Sunday, March 10, 2013

Open

" Confidence, like art, never comes from having all the answers; it comes from being OPEN to all the questions. " - Earl Gray Stevens
 
 
    Confidence is something I feel a lot of people struggle with, society is constantly sending us all mixed messages through the media about how we should feel about ourselves. Since I was a teenager, I feel into that trap of weighing my self confidence to other people's standards. I never felt good enough, smart enough, skinny enough...I was always selling myself short, always unhappy, viewing things so negativitly, especially when it came to my body. I never ever in my life felt comfortable in my own strength, and own skin. After this weekend, I am finally done measuring my confidence to other people's standards! My body is my machine, and what it can accomplish is an endless possiblity.
    On Wednesday I hung around after my WOD to watch some ridiculously AWESOME people take on 13.1 of the Crossfit Open. In all my years of playing a variety of different sports, even at the collegiate level, I have NEVER EVER experenced something like the Crossfit Open. The amount of positivity, support, and drive that happened that night was an intense, emotional experience. I watched miracles literally happen before my eyes as people PR'd their snatches, and pushed their bodies past a point they did not even know existed. I watched an entire group of people take time out of their lives to come support these amazing athletes.
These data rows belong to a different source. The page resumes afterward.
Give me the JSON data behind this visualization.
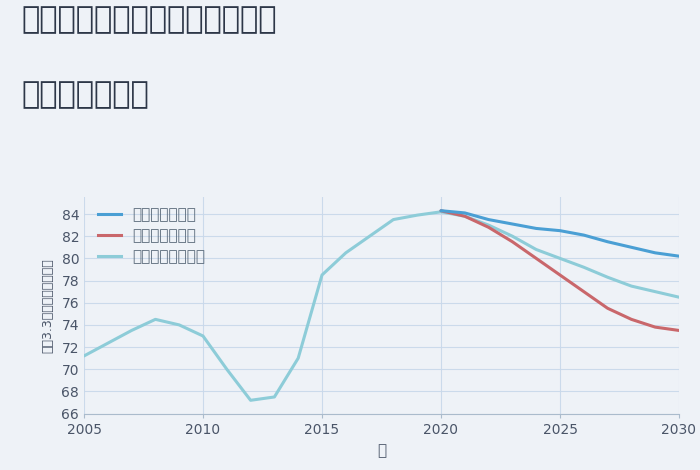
{
  "title_line1": "愛知県名古屋市昭和区永金町の",
  "title_line2": "土地の価格推移",
  "xlabel": "年",
  "ylabel": "坪（3.3㎡）単価（万円）",
  "background_color": "#eef2f7",
  "plot_background": "#eef2f7",
  "ylim": [
    66,
    85.5
  ],
  "yticks": [
    66,
    68,
    70,
    72,
    74,
    76,
    78,
    80,
    82,
    84
  ],
  "xlim": [
    2005,
    2030
  ],
  "xticks": [
    2005,
    2010,
    2015,
    2020,
    2025,
    2030
  ],
  "good_scenario": {
    "label": "グッドシナリオ",
    "color": "#4a9fd4",
    "x": [
      2020,
      2021,
      2022,
      2023,
      2024,
      2025,
      2026,
      2027,
      2028,
      2029,
      2030
    ],
    "y": [
      84.3,
      84.1,
      83.5,
      83.1,
      82.7,
      82.5,
      82.1,
      81.5,
      81.0,
      80.5,
      80.2
    ]
  },
  "bad_scenario": {
    "label": "バッドシナリオ",
    "color": "#c9676b",
    "x": [
      2020,
      2021,
      2022,
      2023,
      2024,
      2025,
      2026,
      2027,
      2028,
      2029,
      2030
    ],
    "y": [
      84.3,
      83.8,
      82.8,
      81.5,
      80.0,
      78.5,
      77.0,
      75.5,
      74.5,
      73.8,
      73.5
    ]
  },
  "normal_scenario": {
    "label": "ノーマルシナリオ",
    "color": "#8dccd8",
    "x": [
      2005,
      2007,
      2008,
      2009,
      2010,
      2011,
      2012,
      2013,
      2014,
      2015,
      2016,
      2017,
      2018,
      2019,
      2020,
      2021,
      2022,
      2023,
      2024,
      2025,
      2026,
      2027,
      2028,
      2029,
      2030
    ],
    "y": [
      71.2,
      73.5,
      74.5,
      74.0,
      73.0,
      70.0,
      67.2,
      67.5,
      71.0,
      78.5,
      80.5,
      82.0,
      83.5,
      83.9,
      84.2,
      83.8,
      83.0,
      82.0,
      80.8,
      80.0,
      79.2,
      78.3,
      77.5,
      77.0,
      76.5
    ]
  },
  "legend_fontsize": 11,
  "title_fontsize": 22,
  "axis_label_fontsize": 11,
  "line_width": 2.2
}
   Later that night, one of my coaches called me out, and told me to sign up for the Open. I am going to be completely honest, I was really hesistant at first. I didn't know how I was going to compete against everyone else, or if I would be able to function with so many people watching me, I even told myself I wasn't GOOD enough yet. I had never competed in Crossfit before, and the thought of my first competition being the Open was a lot to wrap my head around. For a good hour, I ran every damn excuse I could through my head until I decided to face my fear, sign up, and enjoy the freaking ride!
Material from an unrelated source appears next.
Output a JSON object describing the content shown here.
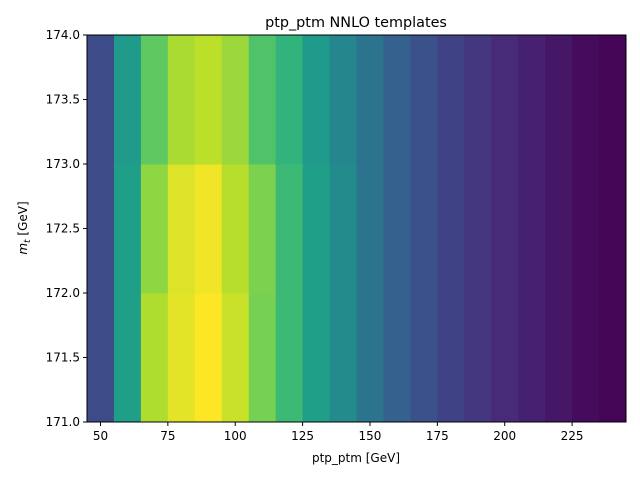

   Yesterday I nervously showed up at the Box, and tried to physically and mentally prepare myself for what I was about to experience. Here is a run down of what 13.1 of the Open consisted of for females.
 
17 mins AMRAP
40 Burpees to a 6" target
30 Snatches 45#
30 Burpees
30 Snatches 75#
20 Burpees
30 Snatches 100#
10 Burpees
30 Snatches 120#
   
  In 17 minutes of awesome, physical and mental hell, I managed to PR my snatch by 22# for 13 reps and finished with a total of 113 reps on the workout! It was amazing to see the support of my teammates, and even people I had never met people. They cheered me on, and encouraged me that I could do this, and for once, I actually believed them! I was so inspired by all of my teammates who competed next to me, by working hard and being so determined, each one of them allow me to push myself that much further. My accomplishments yesterday would have never been possible with out my coach Rick, who one, called me out for not competeing, and two, stood by my side the entire 17 mins, and talked me through the work out. He allowed me to break when I needed, and pushed me even harder to reach beyond my comfort zone!
   What I learned this weekend was that being open to all the possibilites and opportunities in life is far more exciting then being scared or closed off from them. I would have never known what I was capable of, or how much support I do have if I had never been open to the idea of competeing. One simple choice of saying "NO" could have drastically changed the entire course of my life. Seeing where I rank amongst thousands of people all over the World makes me want to work harder, eat cleaner, and be better! The possibiltes are endless, it's time to get after it...
 
 
Today I am grateful for the all the awesome, inspirational, determined people at the box. In a little over a month I already feel like I am apart of something way bigger than myself. These are not just people I "work out" with, they have become family, friends, my inspiration! The amount of intensity, positivity, determination, and inspiration that each and every one of these people bring to the table is ridiculous, and has defnitely reinstilled my faith that there are still good people in this World.
 
What are you grateful for today?
 
 
Hope everyone has a great week!
 
 
xxx,
Hippie_Roots
 
This is a current picture of me, 2 weeks into the Paleo Challenge.


Here is a quick and easy Paleo breakfast receipe!
Bacon Egg Muffins
1.Fry Nitrate Free Bacon in grease
2. Pre-Heat oven to 350
3. Grease cupcake pan with Coconut Oil
4. Wrap cooked bacon on the inside of each tray cup
5. Crack a Cage Free/Omega3 egg into each cup (add other ingredients , mushrooms, onions, peppers, rosemary)
6. Bake in oven for 15-20 minutes, let cool and enjoy!